Тильда замолчала. В ее глазах отразилась глубокая скорбь. Я могла лишь догадываться, чего ей стоит эта откровенность, как тяжело ей открывать перед чужим человеком святая святых своей души. Потом ее лицо изменилось, будто она мысленно встряхнулась.
— Я родилась в работном доме, — объяснила Тильда, — но пору младенчества провела в сиротском приюте. Незаконнорожденных детей отнимали у матерей, едва они появлялись на свет. А таких детей, как я, никто не хотел брать на воспитание, ибо считалось, что внебрачные дети могут унаследовать пороки своих матерей.
«Нежеланный ребенок, — думала я, — памятуя об ужасах собственного рождения, посвящает свою жизнь спасению других брошенных детей. Все правильно, логично. История повторяется».
— В сиротском приюте я жила примерно до года. Потом вернулась Сара. — Тильда улыбнулась. — Моя тетя Сара. У меня есть ее фотография.
Она открыла альбом, что лежал на столе. Я глянула на снимок. На меня смотрело лицо, имевшее то серьезное, несколько тревожное выражение, что присуще многим людям на фотографиях начала XX столетия. Очевидно, из-за того, что им приходилось слишком долго сидеть перед фотокамерой в застывшей позе, предположила я. У тети Сары была полная бесформенная грудь, скрытая под блузкой с воротником-стойкой. В ее простоватом волевом лице я не находила ни малейшего сходства с Тильдой.
— Дебору Бог наградил красотой, а Сару — умом, — сказала Тильда, читая мои мысли. — Правда, боюсь, фотографии Деборы у меня нет.
— Вы говорили, что Сара уехала после смерти отца. Где она жила?
— О, везде и всюду, полагаю, зная Сару. Она редко надолго задерживалась на одном месте. К тому времени, когда она вернулась в Кембриджшир, моя мама умирала. В работных домах и психбольницах тяжелые условия, а Дебора никогда не отличалась крепким здоровьем.
Тильда закрыла альбом. На мгновение ее хрупкая рука коснулась моей.

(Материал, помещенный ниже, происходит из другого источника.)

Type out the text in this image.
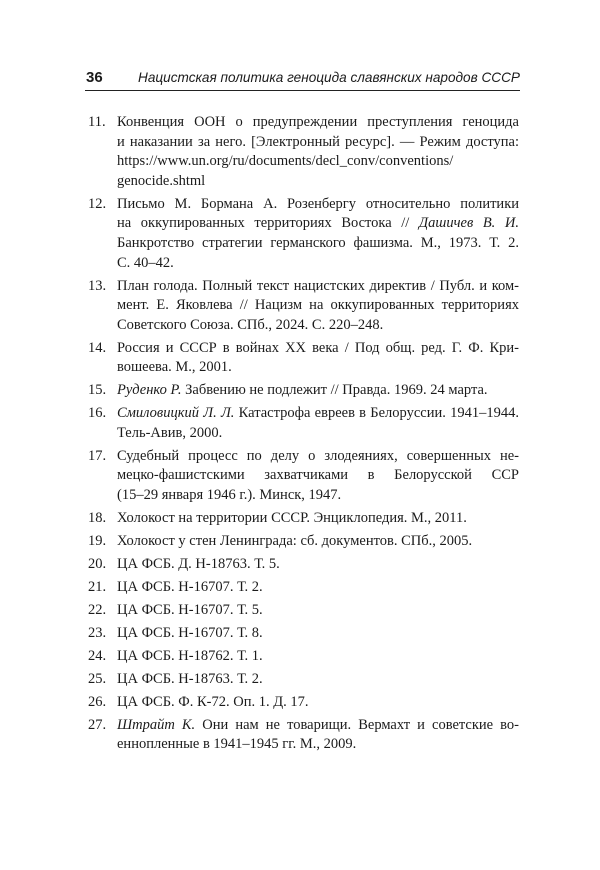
36	Нацистская политика геноцида славянских народов СССР
11. Конвенция ООН о предупреждении преступления геноцида
и наказании за него. [Электронный ресурс]. — Режим доступа:
https://www.un.org/ru/documents/decl_conv/conventions/
genocide.shtml
12. Письмо М. Бормана А. Розенбергу относительно политики
на оккупированных территориях Востока // Дашичев В. И.
Банкротство стратегии германского фашизма. М., 1973. Т. 2.
С. 40–42.
13. План голода. Полный текст нацистских директив / Публ. и ком-
мент. Е. Яковлева // Нацизм на оккупированных территориях
Советского Союза. СПб., 2024. С. 220–248.
14. Россия и СССР в войнах XX века / Под общ. ред. Г. Ф. Кри-
вошеева. М., 2001.
15. Руденко Р. Забвению не подлежит // Правда. 1969. 24 марта.
16. Смиловицкий Л. Л. Катастрофа евреев в Белоруссии. 1941–1944.
Тель-Авив, 2000.
17. Судебный процесс по делу о злодеяниях, совершенных не-
мецко-фашистскими захватчиками в Белорусской ССР
(15–29 января 1946 г.). Минск, 1947.
18. Холокост на территории СССР. Энциклопедия. М., 2011.
19. Холокост у стен Ленинграда: сб. документов. СПб., 2005.
20. ЦА ФСБ. Д. Н-18763. Т. 5.
21. ЦА ФСБ. Н-16707. Т. 2.
22. ЦА ФСБ. Н-16707. Т. 5.
23. ЦА ФСБ. Н-16707. Т. 8.
24. ЦА ФСБ. Н-18762. Т. 1.
25. ЦА ФСБ. Н-18763. Т. 2.
26. ЦА ФСБ. Ф. К-72. Оп. 1. Д. 17.
27. Штрайт К. Они нам не товарищи. Вермахт и советские во-
еннопленные в 1941–1945 гг. М., 2009.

— До возвращения в деревню Сара ничего не знала о том, что случилось с сестрой. Вы должны понимать, Ребекка, что восточная Англия в ту пору была настоящей глухоманью. Телефоны имели очень немногие, а моя мама была фактически безграмотной: бросила школу, когда ей было десять лет, чтобы ухаживать за отцом. Как бы то ни было, Сара посетила лечебницу, успела пообщаться с сестрой перед ее смертью. Дебора поведала ей о том, что произошло. Представляю… представляю иногда, каково было Саре. Как все это ее снедало… гнев, чувство вины.
— Чувство вины?
— Потому что ее не оказалось рядом с сестрой, когда та в ней нуждалась. Сара была сильным человеком, Ребекка. Она непременно что-нибудь придумала бы. Никогда бы не допустила, чтобы Дебора попала в работный дом.
— И Сара вас удочерила?
— Да. Похоронила сестру и удочерила племянницу. Сиротского приюта я, конечно, не помню: совсем крохой была, когда покинула его. Но Сара никогда не пыталась выдать себя за мою мать. Ее честность в этом вопросе всегда меня восхищала. Едва я чуть подросла, она сказала мне, что я — дочь ее младшей сестры. Не более того, естественно.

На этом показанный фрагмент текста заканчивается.